THE DEVELOPMENT OF NOVEL, HIGH-FLUX, HEAT TRANSFER CELLS FOR THERMAL CONTROL IN MICROGRAVITY

Abstract

In order to meet the future needs of thermal management and control in space applications such as the Space Lab, new heat-transfer technology capable of much larger heat fluxes must be developed. To this end, we describe complementary numerical and experimental investigations into the fundamental fluid mechanics and heat-transfer processes involved in a radically new, self- contained, heat transfer cell for microgravity applications (patent pending).

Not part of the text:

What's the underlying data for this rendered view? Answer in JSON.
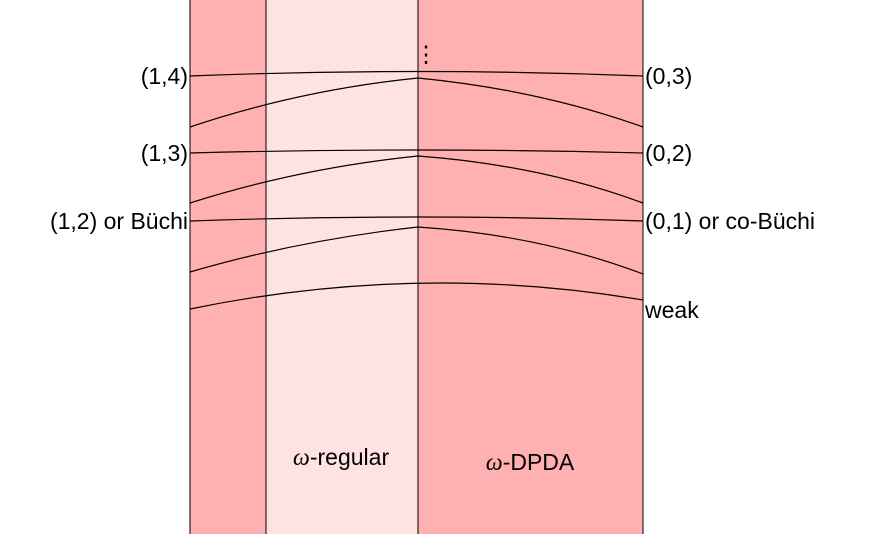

In contrast to conventional heat pipes, the heat transfer in this cell is based on a forced droplet evaporation process using a fine spray. The spray is produced by a novel fluidic technology recently developed at Georgia Tech (patent pending). This technology is based on a vibration induced droplet atomization process. In this technique a liquid droplet is placed on a flexible membrane and is vibrated normal to itself. When the proper drop size is attained, the droplet resonates with the surface motion of the membrane and almost immediately bursts into a shower of very fine secondary droplets. The small droplets travel to the opposite end of the cell where they impact a heated surface and are evaporated. The vapor returns to the cold end of the cell and condenses to form the large droplets that are fragmented to form the spray. Preliminary estimates show that a heat transfer cell based on this technology would have a heat-flux capacity that is an order of magnitude higher than those of current heat pipes designs used in microgravity applications.